On 22nd June 2017, the U.S. Food and Drug Administration (FDA) granted approval to Rituxan Hycela™, a combination of rituximab and hyaluronidase human, for the subcutaneous treatment of adult patients with previously untreated and Relapsed or Refractory (R/R) Follicular Lymphoma (FL), previously untreated Diffuse Large B-cell Lymphoma (DLBCL), and previously untreated and previously treated Chronic Lymphocytic Leukemia (CLL).1

Rituxan Hycela™ is a novel co-formulation of the same monoclonal antibody as Intravenous (IV) rituximab (Rituxan), along with the molecule hyaluronidase human, an enzyme which aids the delivery of rituximab under the skin.

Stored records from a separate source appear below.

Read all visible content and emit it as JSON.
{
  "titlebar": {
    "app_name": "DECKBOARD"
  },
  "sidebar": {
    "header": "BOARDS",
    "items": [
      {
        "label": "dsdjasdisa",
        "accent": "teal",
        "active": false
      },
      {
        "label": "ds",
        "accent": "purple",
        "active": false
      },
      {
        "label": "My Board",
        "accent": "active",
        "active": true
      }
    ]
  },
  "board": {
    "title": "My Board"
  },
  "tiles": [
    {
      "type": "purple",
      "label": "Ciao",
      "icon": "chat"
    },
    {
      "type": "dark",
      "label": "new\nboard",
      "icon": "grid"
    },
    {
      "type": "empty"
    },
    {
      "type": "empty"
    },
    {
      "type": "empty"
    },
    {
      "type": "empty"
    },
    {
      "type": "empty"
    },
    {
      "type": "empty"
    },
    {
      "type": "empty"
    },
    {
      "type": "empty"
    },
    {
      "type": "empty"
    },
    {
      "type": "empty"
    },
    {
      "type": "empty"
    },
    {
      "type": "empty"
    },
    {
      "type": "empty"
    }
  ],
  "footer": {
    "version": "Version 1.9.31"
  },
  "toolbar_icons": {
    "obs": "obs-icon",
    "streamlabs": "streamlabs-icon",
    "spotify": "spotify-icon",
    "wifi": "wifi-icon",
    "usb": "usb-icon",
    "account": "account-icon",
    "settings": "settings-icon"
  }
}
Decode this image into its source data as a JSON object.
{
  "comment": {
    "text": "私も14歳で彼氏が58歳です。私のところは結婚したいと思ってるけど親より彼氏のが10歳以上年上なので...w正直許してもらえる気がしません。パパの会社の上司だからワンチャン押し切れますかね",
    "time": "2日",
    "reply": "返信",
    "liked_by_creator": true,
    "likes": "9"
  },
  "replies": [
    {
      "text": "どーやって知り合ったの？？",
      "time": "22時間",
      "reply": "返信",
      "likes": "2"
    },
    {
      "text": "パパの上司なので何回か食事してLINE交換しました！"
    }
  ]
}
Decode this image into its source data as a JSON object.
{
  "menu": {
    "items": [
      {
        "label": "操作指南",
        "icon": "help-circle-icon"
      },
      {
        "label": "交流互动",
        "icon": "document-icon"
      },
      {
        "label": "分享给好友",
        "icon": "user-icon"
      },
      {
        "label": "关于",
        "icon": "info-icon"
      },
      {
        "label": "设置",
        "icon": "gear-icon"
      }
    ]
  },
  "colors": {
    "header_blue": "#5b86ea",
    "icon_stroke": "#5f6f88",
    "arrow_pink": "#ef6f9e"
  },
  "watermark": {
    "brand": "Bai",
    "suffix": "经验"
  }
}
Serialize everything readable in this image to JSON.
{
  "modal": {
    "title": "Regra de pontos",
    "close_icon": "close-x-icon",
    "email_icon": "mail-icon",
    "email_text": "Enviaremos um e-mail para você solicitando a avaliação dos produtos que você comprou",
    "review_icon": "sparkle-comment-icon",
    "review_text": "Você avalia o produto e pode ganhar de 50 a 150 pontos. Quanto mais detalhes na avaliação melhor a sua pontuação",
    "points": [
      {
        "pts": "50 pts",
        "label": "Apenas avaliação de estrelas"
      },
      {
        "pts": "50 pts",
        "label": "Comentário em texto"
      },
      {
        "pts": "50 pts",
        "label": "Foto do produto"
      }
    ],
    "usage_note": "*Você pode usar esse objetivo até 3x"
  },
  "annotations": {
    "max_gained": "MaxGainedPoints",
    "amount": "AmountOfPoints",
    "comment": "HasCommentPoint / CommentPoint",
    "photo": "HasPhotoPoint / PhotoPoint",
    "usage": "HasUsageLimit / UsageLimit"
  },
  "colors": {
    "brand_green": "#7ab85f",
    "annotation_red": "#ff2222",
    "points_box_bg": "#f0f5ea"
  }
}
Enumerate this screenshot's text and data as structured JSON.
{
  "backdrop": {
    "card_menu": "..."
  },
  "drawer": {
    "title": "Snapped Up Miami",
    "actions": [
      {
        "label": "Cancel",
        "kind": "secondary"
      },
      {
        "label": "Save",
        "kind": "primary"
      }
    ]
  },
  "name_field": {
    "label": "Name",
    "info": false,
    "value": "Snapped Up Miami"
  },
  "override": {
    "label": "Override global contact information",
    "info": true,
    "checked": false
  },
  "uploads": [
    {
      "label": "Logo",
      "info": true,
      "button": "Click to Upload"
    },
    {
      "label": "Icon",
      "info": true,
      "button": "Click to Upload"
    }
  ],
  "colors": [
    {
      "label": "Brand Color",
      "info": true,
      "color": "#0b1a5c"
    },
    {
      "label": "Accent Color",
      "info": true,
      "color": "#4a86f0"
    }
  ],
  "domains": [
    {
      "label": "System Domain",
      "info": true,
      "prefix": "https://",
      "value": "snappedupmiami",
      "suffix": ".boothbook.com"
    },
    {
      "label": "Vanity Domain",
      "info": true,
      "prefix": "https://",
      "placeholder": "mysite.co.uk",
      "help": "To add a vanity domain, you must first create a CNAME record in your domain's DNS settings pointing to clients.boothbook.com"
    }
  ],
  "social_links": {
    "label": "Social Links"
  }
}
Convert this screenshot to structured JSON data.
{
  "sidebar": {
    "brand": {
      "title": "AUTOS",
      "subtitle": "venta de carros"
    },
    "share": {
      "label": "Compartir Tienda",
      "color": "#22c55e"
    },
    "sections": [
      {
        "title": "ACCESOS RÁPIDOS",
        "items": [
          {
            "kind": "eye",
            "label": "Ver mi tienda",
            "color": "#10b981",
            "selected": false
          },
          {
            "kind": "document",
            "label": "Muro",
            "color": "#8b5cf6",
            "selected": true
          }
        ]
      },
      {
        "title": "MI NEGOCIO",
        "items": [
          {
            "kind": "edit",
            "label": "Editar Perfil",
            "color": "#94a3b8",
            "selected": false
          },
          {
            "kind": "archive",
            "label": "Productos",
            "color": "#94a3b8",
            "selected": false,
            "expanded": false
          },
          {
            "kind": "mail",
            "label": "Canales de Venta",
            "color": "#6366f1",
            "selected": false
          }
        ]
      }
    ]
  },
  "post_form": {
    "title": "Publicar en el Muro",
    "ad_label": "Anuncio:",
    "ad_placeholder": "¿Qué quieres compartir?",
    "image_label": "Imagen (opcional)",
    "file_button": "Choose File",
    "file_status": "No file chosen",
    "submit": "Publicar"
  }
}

The approval granted by the FDA is based on results from four clinical studies consisting of nearly 2,000 patients including;

  • The SABRINA study (NCT01200758), a phase III randomized study which accessed the pharmacokinetics, efficacy and safety of Rituxan Hycela™ versus IV rituximab in previously untreated FL patients (read more here)
  • The SAWYER study (NCT01292603), a phase Ib randomized study which compared the safety and pharmacokinetics of Rituxan Hycela™ versus IV rituximab in combination with chemotherapy in previously untreated CLL
  • The MabEase study (NCT01649856), a phase III randomized study evaluating the safety and efficacy of Rituxan Hycela™ versus IV rituximab in combination with chemotherapy in previously untreated DLBCL
  • The PrefMab study (NCT01724021), a phase III randomized study which evaluated the patient preference with Rituxan Hycela™ versus IV rituximab in previously untreated FL and DLBCL

In these studies, Rituxan Hycela™ had a comparable clinical efficacy and resulted in non-inferior levels of rituximab in the blood compared to IV rituximab. Furthermore, results from the PrefMab study revealed that most previously untreated DLBCL and FL patients preferred the subcutaneous administration of rituximab compared to the IV administration.2

Additionally, the incidence of Adverse Events (AEs) were similar with those observed with IV rituximab, with the exception of local skin reactions. In FL patients, the most common AEs observed included infections, neutropenia, nausea, constipation, and fatigue. In DLBCL patients, the most common AEs included infections, neutropenia, hair loss, and anemia. For CLL patients, the most common AEs observed included infections, neutropenia, nausea, thrombocytopenia, fever, vomiting, and erythema at the injection site.1

Genentech, the drug manufacturer, noted that this newly approved Rituxan Hycela™ can be administered under the skin within “minutes instead of hours  through IV infusion” of rituximab. Patients can only receive Rituxan Hycela™ after one full dose of IV rituximab.